I believe I'm missing something here, can you please advise me?
 A: 
...uncertainty principle in QFT between the 4-vector of space-time coordinates and the conjugate momentum...

Conjugate momentum is "conjugate" to a particular generalized coordinate. Which are field values in case of QFT.  Space-time coordinates  (as you've noted yourself) are just parameters. So, I'm afraid, you are mixing two different things here.

... is there uncertainty principle for energy in QFT?

Yes. In QM and QFT observables are hermitian operators. If some pair of those operators do not commute -- you get an uncertainty principle. Time-energy  uncertainty is a little bit tricky, and nicely explained, say, in this question.

... we use energy conservation law in QFT during calculations of propagators only

That is a strange claim. In the beginning of most QFT textbooks you can find a derivation of an energy-momentum conservation by means of Noether's theorem.

... energy conservation law is a statistical law? 

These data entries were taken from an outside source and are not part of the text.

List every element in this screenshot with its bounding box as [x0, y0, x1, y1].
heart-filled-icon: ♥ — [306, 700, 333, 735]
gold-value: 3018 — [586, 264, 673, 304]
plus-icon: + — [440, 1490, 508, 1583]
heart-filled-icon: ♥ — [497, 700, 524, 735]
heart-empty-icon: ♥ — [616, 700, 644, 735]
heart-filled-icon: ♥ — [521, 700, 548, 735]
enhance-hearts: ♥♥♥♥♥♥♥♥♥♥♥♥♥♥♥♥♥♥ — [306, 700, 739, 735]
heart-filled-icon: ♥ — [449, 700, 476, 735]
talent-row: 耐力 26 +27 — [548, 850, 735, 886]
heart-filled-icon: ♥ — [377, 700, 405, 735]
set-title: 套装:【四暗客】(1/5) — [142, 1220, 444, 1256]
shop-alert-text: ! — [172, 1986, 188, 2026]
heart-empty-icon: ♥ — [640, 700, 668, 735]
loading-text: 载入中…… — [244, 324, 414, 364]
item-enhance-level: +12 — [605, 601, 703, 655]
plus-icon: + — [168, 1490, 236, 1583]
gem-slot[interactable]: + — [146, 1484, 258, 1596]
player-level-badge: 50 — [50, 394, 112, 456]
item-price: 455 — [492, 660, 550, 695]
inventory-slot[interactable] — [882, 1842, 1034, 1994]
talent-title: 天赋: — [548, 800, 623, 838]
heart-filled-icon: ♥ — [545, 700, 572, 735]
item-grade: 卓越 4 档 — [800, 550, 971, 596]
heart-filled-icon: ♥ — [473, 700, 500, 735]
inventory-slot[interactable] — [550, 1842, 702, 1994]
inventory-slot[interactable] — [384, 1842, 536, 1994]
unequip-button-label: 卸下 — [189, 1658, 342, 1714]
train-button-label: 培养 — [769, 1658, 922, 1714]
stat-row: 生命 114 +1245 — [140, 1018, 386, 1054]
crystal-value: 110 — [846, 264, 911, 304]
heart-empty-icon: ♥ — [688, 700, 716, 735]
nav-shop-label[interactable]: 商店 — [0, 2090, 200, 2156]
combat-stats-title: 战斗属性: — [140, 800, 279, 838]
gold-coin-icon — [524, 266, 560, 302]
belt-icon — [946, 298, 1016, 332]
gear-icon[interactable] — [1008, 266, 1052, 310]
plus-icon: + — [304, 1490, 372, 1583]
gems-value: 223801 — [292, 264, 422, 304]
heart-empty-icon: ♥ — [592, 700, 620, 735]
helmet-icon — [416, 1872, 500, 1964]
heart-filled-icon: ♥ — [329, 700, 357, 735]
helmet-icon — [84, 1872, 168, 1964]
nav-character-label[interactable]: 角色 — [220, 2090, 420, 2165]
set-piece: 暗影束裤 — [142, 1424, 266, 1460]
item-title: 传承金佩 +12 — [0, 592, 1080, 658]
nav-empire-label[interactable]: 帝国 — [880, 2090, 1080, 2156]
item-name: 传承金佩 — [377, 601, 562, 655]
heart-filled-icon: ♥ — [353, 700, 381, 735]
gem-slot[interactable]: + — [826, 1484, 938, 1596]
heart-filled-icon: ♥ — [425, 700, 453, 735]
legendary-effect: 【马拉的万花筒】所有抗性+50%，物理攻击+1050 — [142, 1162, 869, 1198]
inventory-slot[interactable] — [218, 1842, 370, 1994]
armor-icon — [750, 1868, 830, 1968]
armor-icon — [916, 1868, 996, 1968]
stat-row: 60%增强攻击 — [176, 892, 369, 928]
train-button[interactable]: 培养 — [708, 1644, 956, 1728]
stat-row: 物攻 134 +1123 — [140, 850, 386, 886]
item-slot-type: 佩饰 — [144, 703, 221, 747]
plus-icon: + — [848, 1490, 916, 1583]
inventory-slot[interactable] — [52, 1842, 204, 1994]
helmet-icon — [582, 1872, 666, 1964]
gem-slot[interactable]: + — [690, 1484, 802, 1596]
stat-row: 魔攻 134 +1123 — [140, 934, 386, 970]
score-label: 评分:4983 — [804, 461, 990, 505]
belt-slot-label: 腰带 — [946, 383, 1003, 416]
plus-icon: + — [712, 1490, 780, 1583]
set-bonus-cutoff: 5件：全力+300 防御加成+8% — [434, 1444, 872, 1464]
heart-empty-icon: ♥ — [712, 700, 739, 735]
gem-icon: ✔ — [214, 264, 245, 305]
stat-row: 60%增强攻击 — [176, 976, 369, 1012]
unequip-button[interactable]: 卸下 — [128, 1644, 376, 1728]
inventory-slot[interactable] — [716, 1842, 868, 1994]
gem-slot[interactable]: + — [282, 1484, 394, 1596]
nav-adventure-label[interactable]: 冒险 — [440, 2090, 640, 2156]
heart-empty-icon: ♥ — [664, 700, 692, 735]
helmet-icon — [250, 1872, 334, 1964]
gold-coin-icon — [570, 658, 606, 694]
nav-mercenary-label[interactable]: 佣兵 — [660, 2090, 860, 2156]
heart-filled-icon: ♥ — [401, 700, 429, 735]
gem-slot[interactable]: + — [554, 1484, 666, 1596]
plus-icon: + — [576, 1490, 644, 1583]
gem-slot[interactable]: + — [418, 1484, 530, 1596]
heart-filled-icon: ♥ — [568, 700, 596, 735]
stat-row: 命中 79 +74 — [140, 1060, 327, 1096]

Here is the list of statistical laws. As you can see there is not even a hint on energy conservation law. Therefore, either:


*

*The answer is "no" and you should be satisfied with it.

*You are for some reason (winning a debate?) inventing your own terminology. Which is a bad idea anyway.
A: There is an uncertainty relation in QFT for averaged field and the corresponding momentum operators. For a detailed discussion see here. (e-Print: arXiv:1208.3647 [hep-th])
Similarly to normal QM there is no "energy-time" uncertainty relation which would have the same meaning. 
A: I am only familiar with QM. Pauli (or maybe Dirac) wrote that there is a symmetry: energy-time is perfectly analogous to momentum-position, and one can think of energy as the momentum a thing has as it travels thru time.
Einstein tells us that one man's space is another man's time, so one man's momentum IS another man's energy.
How can energy be conserved AND uncertain? Remember basic vector space theory: every state can be expressed as a linear combination of other states (which form a basis). So a state which is not a state of definite energy can be expressed as a linear combination of states which ARE of (different) definite energies. In each of those states, energy is conserved; the answer to your question follows.